Relay-Version: version B 2.10 5/3/83; site utzoo.UUCP
Posting-Version: version B 2.10.2 9/17/84; site opus.UUCP
Path: utzoo!linus!decvax!tektronix!hplabs!hao!cires!nbires!opus!rcd
From: rcd@opus.UUCP (Dick Dunn)
Newsgroups: net.origins
Subject: Re: creationism topics
Message-ID: <859@opus.UUCP>
Date: Mon, 1-Oct-84 21:19:13 EDT
Article-I.D.: opus.859
Posted: Mon Oct  1 21:19:13 1984
Date-Received: Wed, 3-Oct-84 07:09:37 EDT
References: <32500003@uiucdcsb.UUCP>
Organization: NBI,Inc, Boulder CO
Lines: 27

From Ray Miller:
>      Dick Dunn accuses creationists of circular reasoning in their definition
> of kinds.  He, of course, assists himself in this accusation by "paraphrasing"
> creationists.  All the while, he still hasn't given a "succinct, testable defi-
> tion" of species either.  Actually, what we have here is a prediction by crea-
> tionists, that kinds most likely share a unique common genetic characteristic,
> one that further genetic research into understanding the DNA program should
> reveal.

Yes, I paraphrased.  I said I was doing so.  If you've got a complaint
about the way I paraphrased, state it.  Otherwise, you're just pissing in
the wind.

Nobody asked me to give a succinct, testable definition of species, so I
didn't.

How can creationists "predict" the definition of a term (kind)?

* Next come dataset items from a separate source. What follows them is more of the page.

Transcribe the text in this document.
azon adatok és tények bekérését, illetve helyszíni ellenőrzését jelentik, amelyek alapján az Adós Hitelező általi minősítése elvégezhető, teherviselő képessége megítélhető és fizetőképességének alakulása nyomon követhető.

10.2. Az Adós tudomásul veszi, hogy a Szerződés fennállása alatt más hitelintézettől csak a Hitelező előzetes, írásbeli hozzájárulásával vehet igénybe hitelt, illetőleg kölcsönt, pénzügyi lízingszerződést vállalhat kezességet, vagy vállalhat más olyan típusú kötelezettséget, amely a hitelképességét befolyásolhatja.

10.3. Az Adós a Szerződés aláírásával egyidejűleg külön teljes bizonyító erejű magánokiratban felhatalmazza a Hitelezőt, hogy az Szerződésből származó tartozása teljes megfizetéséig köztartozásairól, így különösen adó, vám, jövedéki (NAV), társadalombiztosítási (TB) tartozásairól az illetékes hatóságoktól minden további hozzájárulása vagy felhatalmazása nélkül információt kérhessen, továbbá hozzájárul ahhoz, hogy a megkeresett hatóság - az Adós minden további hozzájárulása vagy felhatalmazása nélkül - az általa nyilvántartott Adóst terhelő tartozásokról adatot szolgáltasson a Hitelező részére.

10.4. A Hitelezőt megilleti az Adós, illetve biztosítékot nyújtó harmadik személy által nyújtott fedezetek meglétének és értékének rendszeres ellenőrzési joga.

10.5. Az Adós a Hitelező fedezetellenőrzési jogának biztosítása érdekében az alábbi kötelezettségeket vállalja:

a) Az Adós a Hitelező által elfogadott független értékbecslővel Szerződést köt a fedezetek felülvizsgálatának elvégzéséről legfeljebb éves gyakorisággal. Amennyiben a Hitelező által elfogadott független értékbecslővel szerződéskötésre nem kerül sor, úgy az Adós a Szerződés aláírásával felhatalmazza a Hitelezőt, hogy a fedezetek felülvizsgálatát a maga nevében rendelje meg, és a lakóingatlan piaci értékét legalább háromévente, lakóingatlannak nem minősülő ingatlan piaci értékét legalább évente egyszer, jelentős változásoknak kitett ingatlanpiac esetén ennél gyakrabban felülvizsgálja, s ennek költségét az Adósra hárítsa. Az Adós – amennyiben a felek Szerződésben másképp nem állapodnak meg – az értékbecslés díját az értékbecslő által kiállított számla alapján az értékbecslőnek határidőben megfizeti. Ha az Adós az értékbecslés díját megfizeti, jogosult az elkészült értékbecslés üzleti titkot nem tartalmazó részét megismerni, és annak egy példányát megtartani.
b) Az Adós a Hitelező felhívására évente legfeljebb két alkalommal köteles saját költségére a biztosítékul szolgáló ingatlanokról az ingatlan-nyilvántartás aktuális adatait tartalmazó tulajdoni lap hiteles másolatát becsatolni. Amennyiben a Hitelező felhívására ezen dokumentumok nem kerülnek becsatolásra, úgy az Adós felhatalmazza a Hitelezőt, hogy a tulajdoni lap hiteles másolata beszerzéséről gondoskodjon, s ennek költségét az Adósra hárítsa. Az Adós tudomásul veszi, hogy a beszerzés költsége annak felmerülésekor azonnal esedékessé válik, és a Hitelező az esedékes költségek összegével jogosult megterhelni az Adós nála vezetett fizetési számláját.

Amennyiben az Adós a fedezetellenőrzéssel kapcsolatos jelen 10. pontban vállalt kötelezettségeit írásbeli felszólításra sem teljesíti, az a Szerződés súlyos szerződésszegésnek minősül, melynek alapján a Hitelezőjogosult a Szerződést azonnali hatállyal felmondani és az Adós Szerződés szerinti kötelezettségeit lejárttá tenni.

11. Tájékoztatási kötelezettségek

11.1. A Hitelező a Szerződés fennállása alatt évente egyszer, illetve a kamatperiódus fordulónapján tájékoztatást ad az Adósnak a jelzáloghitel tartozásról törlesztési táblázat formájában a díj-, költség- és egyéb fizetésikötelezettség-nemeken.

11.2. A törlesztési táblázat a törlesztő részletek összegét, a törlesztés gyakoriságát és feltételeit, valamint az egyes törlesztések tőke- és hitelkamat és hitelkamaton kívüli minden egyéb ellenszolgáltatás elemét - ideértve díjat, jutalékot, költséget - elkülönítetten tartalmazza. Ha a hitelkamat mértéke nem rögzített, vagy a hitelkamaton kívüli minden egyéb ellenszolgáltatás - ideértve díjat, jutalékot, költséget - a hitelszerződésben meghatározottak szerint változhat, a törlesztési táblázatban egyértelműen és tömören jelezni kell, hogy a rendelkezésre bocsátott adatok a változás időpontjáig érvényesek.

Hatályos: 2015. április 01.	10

The "unique common genetic characteristic" idea leads to a paradox:
Suppose that animals A and B have such a unique characteristic x in common.
Suppose similarly that animals B and C have a different unique
characteristic y in common.  Suppose that A does not have characteristic y
and C does not have x.  Which of A, B, and C are of one kind?  Does the
definition of "kind" somehow exclude this possibility?
-- 
Dick Dunn	{hao,ucbvax,allegra}!nbires!rcd		(303)444-5710 x3086
   ...Relax...don't worry...have a homebrew.